(100-61) Regulation of protein stability in light-stress signaling crosstalk: COP1-ERF1-SCE1 module fine-tunes stress response under light-dark cycle in Arabidopsis
Assistant Professor National Taiwan University Taipei, Taipei, Taiwan (Republic of China)
Body of Abstract: In times of global climate change, understanding the crosstalk between light signaling and stress defense might help developing the crops that optimally use the light information and are more stress-resistant. In response to abiotic stresses, plants have developed sophisticated transcriptional regulatory network to defend themselves. However, how plants utilize light information to optimize their growth under stress conditions remains largely unknown. ETHYLENE RESPONSE FACTOR 1 (ERF1) is an important transcription factor that integrates hormone crosstalk and stress responses. In our recent work, we have shown that ERF1 is unstable in the dark and its degradation is mediated by UBIQUITIN-CONJUGATING ENZYME 18. To further investigate whether there are other enzymes regulating ERF1’s stability, we performed yeast two-hybrid analyses and found SUMO-CONJUGATING ENZYME 1 (SCE1) and CONSTITUTIVE PHOTOMORPHOGENIC 1 (COP1) can interact with ERF1. Using various in vitro and in vivo biochemical, genetic and stress-tolerance tests, we demonstrated that both COP1 and SCE1 regulate the stability of ERF1 under light-dark cycle.

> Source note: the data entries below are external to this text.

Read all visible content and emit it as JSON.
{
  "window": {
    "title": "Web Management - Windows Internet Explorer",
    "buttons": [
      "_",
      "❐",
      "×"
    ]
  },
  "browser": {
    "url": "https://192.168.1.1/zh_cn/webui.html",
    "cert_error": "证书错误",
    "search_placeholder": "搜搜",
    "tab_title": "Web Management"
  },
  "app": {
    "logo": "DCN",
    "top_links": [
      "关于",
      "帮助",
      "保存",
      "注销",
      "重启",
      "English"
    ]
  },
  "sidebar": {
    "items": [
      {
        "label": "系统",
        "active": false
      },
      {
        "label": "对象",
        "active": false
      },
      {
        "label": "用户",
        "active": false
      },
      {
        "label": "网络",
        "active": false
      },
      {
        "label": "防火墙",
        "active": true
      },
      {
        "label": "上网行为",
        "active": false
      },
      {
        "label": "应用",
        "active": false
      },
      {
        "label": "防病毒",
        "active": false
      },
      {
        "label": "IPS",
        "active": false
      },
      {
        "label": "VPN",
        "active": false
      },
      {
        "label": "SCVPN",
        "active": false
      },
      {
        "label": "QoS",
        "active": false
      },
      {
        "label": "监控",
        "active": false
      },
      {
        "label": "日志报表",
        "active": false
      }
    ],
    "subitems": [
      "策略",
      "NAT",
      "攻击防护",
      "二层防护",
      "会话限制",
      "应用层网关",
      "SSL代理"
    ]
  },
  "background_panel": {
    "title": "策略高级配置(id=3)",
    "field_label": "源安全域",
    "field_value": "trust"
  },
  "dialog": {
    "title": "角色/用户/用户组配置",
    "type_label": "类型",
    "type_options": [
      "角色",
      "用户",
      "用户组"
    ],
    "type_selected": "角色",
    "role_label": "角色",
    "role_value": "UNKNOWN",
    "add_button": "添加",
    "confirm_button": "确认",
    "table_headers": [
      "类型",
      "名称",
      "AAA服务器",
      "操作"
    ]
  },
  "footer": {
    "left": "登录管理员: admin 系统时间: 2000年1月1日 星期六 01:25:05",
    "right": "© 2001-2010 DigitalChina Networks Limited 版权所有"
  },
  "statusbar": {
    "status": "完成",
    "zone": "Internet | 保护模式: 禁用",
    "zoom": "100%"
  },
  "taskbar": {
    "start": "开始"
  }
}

We also performed transcriptomic analyses to understand their common regulatory pathways. COP1 mediates ERF1 ubiquitination in the dark while SCE1 mediates ERF1 sumoylation in the light. ERF1 stability is positively regulated by SCE1 and negatively regulated by COP1. Upon abiotic stress, SCE1 plays a positive role in stress defense by regulating the expression of ERF1’s downstream genes, including DELTA-1-PYRROLINE-5-CARBOXYLATE SYNTHASE 1 (P5CS1) and OSMOTIN 34 (OSM34), whereas COP1 plays a negative role in stress response. Moreover, ERF1 also promotes photomorphogenesis and the expression of light-responsive genes. Our study reveals the molecular mechanism of how COP1 and SCE1 counteract to regulate ERF1’s stability and fine-tune light-stress signaling crosstalk.